El Manchester United ha tocado fondo, algo que no debería ser posible con el modo en que se gestionan las finanzas del fútbol hoy en día.
El cuarto club más rico del mundo, según el ranking 2025 de Deloitte, ha tenido dificultades, en su mayor parte, para competir con rivales más pequeños bien administrados como Brentford, Bournemouth y Brighton, terminaron la temporada pasada detrás del West Ham y estaban empatados en puntos con los Wolves.
Rubén Amorim empezó el verano prometiendo que esta temporada sería mejor. Y así ha sido, hasta cierto punto, pero ¿es correcto comparar a un entrenador del United con un 15.º puesto?
Sin embargo, el foco de atención no puede centrarse sólo en el entrenador.
El United sabía en qué se metía. ¿Se aplica la frase «el mejor de su clase» de Sir Jim Ratcliffe a Omar Berrada? ¿O a Jason Wilcox, cuya experiencia como director técnico se limitó a 15 meses en el Southampton antes de aceptar el puesto en el United?
Al apostar por Amorim y dar su ultimátum de «ahora o nunca», la cúpula del United debió saber que la plantilla que heredaban no encajaba con el estilo del entrenador. Lo respaldaron con más de 200 millones de libras este verano y también aprobaron su decisión de expulsar a Marcus Rashford, Jadon Sancho, Antony y Alejandro Garnacho.
Tal vez hubo inquietud por el método de Amorim al despedir a Garnacho, que redujo efectivamente su valor en un mercado que el propio jugador redujo a uno al mantenerse firme en su deseo de unirse al Chelsea.
También aceptaron el deseo de Amorim de cambiar a su delantero principal, lo que significa que Rasmus Hojlund, valorado en 72 millones de libras, se unió a Scott McTominay en el Napoli, mientras que Benjamin Sesko marcó dos goles en 17 apariciones luego de su transferencia de 74 millones de libras desde el RB Leipzig.
Donde trazaron la línea fue en Emiliano Martínez.
Amorim quería al portero del Aston Villa, campeón del mundo. Los poderosos del United se negaron a aprobarlo, prefiriendo invertir en el joven Senne Lammens, con un salario mucho menor.
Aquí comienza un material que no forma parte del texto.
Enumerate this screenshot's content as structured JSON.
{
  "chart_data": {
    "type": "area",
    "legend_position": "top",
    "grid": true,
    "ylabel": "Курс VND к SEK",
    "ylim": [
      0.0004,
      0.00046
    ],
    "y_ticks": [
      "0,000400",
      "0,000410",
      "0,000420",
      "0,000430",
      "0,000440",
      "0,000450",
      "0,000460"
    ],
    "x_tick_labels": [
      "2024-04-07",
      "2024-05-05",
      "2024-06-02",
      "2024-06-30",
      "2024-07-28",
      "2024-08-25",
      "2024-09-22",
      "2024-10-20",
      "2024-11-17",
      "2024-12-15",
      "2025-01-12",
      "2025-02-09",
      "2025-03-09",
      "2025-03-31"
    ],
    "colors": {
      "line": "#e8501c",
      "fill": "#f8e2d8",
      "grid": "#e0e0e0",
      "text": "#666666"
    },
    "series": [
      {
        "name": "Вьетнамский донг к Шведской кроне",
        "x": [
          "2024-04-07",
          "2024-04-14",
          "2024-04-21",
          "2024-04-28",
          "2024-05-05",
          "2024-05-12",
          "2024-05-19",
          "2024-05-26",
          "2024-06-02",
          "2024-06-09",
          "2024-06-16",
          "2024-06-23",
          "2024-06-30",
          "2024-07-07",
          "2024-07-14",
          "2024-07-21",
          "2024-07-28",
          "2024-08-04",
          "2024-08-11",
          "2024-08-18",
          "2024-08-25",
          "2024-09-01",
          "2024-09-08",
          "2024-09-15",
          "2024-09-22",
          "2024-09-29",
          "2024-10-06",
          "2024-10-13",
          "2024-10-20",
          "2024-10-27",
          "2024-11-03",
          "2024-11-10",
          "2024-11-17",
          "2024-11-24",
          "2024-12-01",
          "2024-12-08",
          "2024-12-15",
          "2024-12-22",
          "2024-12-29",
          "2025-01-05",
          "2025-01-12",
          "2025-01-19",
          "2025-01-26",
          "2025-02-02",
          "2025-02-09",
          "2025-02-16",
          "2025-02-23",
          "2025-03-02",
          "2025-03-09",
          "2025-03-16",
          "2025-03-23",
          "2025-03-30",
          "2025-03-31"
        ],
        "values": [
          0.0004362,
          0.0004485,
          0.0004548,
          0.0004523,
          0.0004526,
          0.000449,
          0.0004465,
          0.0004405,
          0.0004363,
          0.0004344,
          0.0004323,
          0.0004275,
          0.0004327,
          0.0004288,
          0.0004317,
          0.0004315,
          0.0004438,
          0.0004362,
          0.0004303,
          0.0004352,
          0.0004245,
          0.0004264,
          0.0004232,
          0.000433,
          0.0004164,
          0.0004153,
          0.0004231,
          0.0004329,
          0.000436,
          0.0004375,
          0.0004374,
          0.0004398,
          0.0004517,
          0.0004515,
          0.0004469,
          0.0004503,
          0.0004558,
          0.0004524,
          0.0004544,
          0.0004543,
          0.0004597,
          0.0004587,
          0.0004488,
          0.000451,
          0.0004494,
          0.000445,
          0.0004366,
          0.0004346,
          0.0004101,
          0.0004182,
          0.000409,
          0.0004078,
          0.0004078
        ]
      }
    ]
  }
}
El análisis de datos coincide con el juicio objetivo: Lammens tiene la capacidad de convertirse en uno de los mejores porteros de Europa en algún momento, y los directivos del United afirman estar satisfechos con su elección.
En lugar de ello, el United priorizó su fuerte inversión en las posiciones de ataque con vistas a obtener un mayor retorno de la inversión.
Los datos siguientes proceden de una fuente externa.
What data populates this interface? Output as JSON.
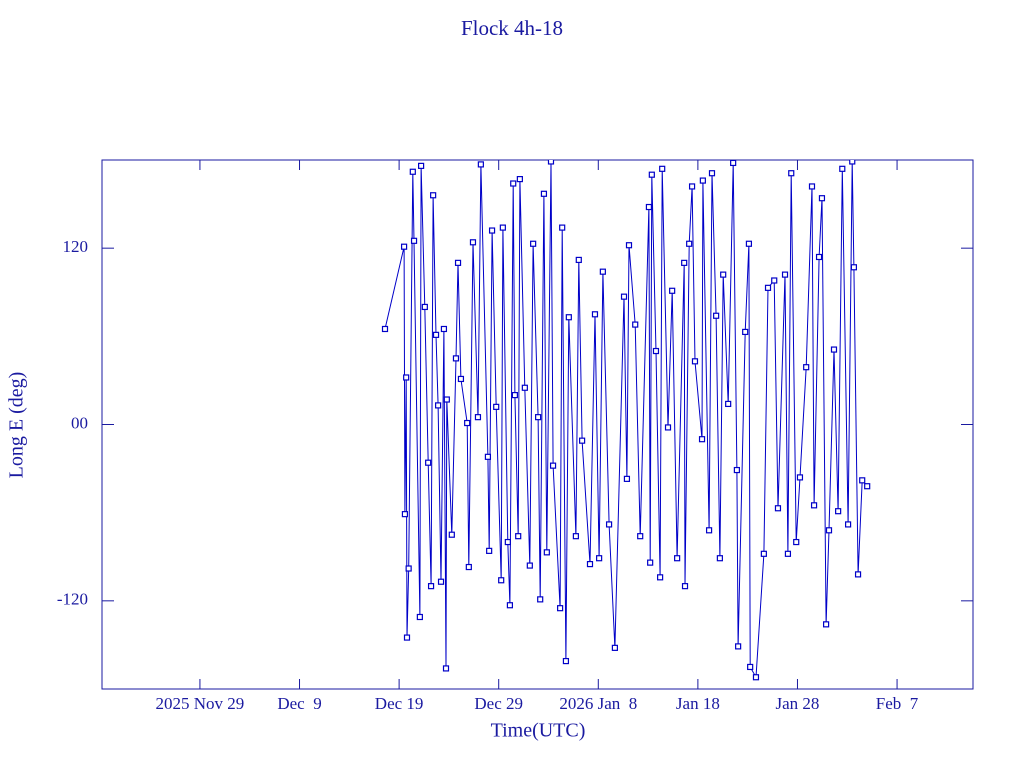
{
  "chart_data": {
    "type": "line",
    "title": "Flock 4h-18",
    "x_label": "Time(UTC)",
    "y_label": "Long E (deg)",
    "color": "#0000c8",
    "markers": true,
    "xlim": [
      "2025-11-19T04:00",
      "2026-02-14T15:00"
    ],
    "xticks": [
      {
        "value": "2025-11-29",
        "label": "2025 Nov 29"
      },
      {
        "value": "2025-12-09",
        "label": "Dec  9"
      },
      {
        "value": "2025-12-19",
        "label": "Dec 19"
      },
      {
        "value": "2025-12-29",
        "label": "Dec 29"
      },
      {
        "value": "2026-01-08",
        "label": "2026 Jan  8"
      },
      {
        "value": "2026-01-18",
        "label": "Jan 18"
      },
      {
        "value": "2026-01-28",
        "label": "Jan 28"
      },
      {
        "value": "2026-02-07",
        "label": "Feb  7"
      }
    ],
    "ylim": [
      -180,
      180
    ],
    "yticks": [
      -120,
      {
        "value": 0,
        "label": "00"
      },
      120
    ],
    "x": [
      "2025-12-17T14:00",
      "2025-12-19T12:00",
      "2025-12-19T14:00",
      "2025-12-19T17:00",
      "2025-12-19T19:00",
      "2025-12-19T23:00",
      "2025-12-20T09:00",
      "2025-12-20T12:00",
      "2025-12-21T02:00",
      "2025-12-21T05:00",
      "2025-12-21T14:00",
      "2025-12-21T22:00",
      "2025-12-22T05:00",
      "2025-12-22T10:00",
      "2025-12-22T17:00",
      "2025-12-22T22:00",
      "2025-12-23T05:00",
      "2025-12-23T12:00",
      "2025-12-23T17:00",
      "2025-12-23T19:00",
      "2025-12-24T07:00",
      "2025-12-24T17:00",
      "2025-12-24T22:00",
      "2025-12-25T05:00",
      "2025-12-25T20:00",
      "2025-12-26T00:00",
      "2025-12-26T10:00",
      "2025-12-26T22:00",
      "2025-12-27T05:00",
      "2025-12-27T22:00",
      "2025-12-28T01:00",
      "2025-12-28T08:00",
      "2025-12-28T18:00",
      "2025-12-29T06:00",
      "2025-12-29T10:00",
      "2025-12-29T22:00",
      "2025-12-30T03:00",
      "2025-12-30T11:00",
      "2025-12-30T15:00",
      "2025-12-30T23:00",
      "2025-12-31T03:00",
      "2025-12-31T15:00",
      "2026-01-01T03:00",
      "2026-01-01T11:00",
      "2026-01-01T23:00",
      "2026-01-02T04:00",
      "2026-01-02T13:00",
      "2026-01-02T20:00",
      "2026-01-03T06:00",
      "2026-01-03T11:00",
      "2026-01-04T04:00",
      "2026-01-04T09:00",
      "2026-01-04T18:00",
      "2026-01-05T01:00",
      "2026-01-05T18:00",
      "2026-01-06T01:00",
      "2026-01-06T09:00",
      "2026-01-07T04:00",
      "2026-01-07T16:00",
      "2026-01-08T02:00",
      "2026-01-08T11:00",
      "2026-01-09T02:00",
      "2026-01-09T16:00",
      "2026-01-10T14:00",
      "2026-01-10T21:00",
      "2026-01-11T02:00",
      "2026-01-11T17:00",
      "2026-01-12T05:00",
      "2026-01-13T02:00",
      "2026-01-13T05:00",
      "2026-01-13T09:00",
      "2026-01-13T19:00",
      "2026-01-14T05:00",
      "2026-01-14T10:00",
      "2026-01-15T00:00",
      "2026-01-15T10:00",
      "2026-01-15T22:00",
      "2026-01-16T15:00",
      "2026-01-16T17:00",
      "2026-01-17T03:00",
      "2026-01-17T10:00",
      "2026-01-17T17:00",
      "2026-01-18T10:00",
      "2026-01-18T12:00",
      "2026-01-19T03:00",
      "2026-01-19T10:00",
      "2026-01-19T20:00",
      "2026-01-20T05:00",
      "2026-01-20T13:00",
      "2026-01-21T01:00",
      "2026-01-21T13:00",
      "2026-01-21T22:00",
      "2026-01-22T01:00",
      "2026-01-22T18:00",
      "2026-01-23T03:00",
      "2026-01-23T06:00",
      "2026-01-23T20:00",
      "2026-01-24T15:00",
      "2026-01-25T01:00",
      "2026-01-25T16:00",
      "2026-01-26T01:00",
      "2026-01-26T18:00",
      "2026-01-27T01:00",
      "2026-01-27T09:00",
      "2026-01-27T21:00",
      "2026-01-28T06:00",
      "2026-01-28T21:00",
      "2026-01-29T11:00",
      "2026-01-29T16:00",
      "2026-01-30T04:00",
      "2026-01-30T11:00",
      "2026-01-30T21:00",
      "2026-01-31T04:00",
      "2026-01-31T16:00",
      "2026-02-01T02:00",
      "2026-02-01T12:00",
      "2026-02-02T02:00",
      "2026-02-02T12:00",
      "2026-02-02T16:00",
      "2026-02-03T02:00",
      "2026-02-03T12:00",
      "2026-02-04T00:00"
    ],
    "values": [
      65,
      121,
      -61,
      32,
      -145,
      -98,
      172,
      125,
      -131,
      176,
      80,
      -26,
      -110,
      156,
      61,
      13,
      -107,
      65,
      -166,
      17,
      -75,
      45,
      110,
      31,
      1,
      -97,
      124,
      5,
      177,
      -22,
      -86,
      132,
      12,
      -106,
      134,
      -80,
      -123,
      164,
      20,
      -76,
      167,
      25,
      -96,
      123,
      5,
      -119,
      157,
      -87,
      179,
      -28,
      -125,
      134,
      -161,
      73,
      -76,
      112,
      -11,
      -95,
      75,
      -91,
      104,
      -68,
      -152,
      87,
      -37,
      122,
      68,
      -76,
      148,
      -94,
      170,
      50,
      -104,
      174,
      -2,
      91,
      -91,
      110,
      -110,
      123,
      162,
      43,
      -10,
      166,
      -72,
      171,
      74,
      -91,
      102,
      14,
      178,
      -31,
      -151,
      63,
      123,
      -165,
      -172,
      -88,
      93,
      98,
      -57,
      102,
      -88,
      171,
      -80,
      -36,
      39,
      162,
      -55,
      114,
      154,
      -136,
      -72,
      51,
      -59,
      174,
      -68,
      179,
      107,
      -102,
      -38,
      -42
    ]
  }
}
Pero todavía hay quienes se preguntan si fue prudente vender a McTominay y luego gastar mucho más en el internacional uruguayo Manuel Ugarte, quien no jugó ningún papel en la final de la Europa League que Casemiro inició.
El fichaje es un fracaso colectivo, y es muy anterior a Amorim. El fracaso en la búsqueda de Antoine Semenyo demuestra que el United ya no es el atractivo que antaño tenía.
Amorim es ahora el hombre de ayer, como lo fueron antes que él David Moyes, Louis van Gaal, José Mourinho, Ole Gunnar Solskjaer, Ralf Rangnick y Erik Ten Hag.
La búsqueda de un sucesor está en marcha. Pero podría necesitarse algo más que un nuevo hombre al mando, con una nueva formación, para resolver los problemas del Manchester United.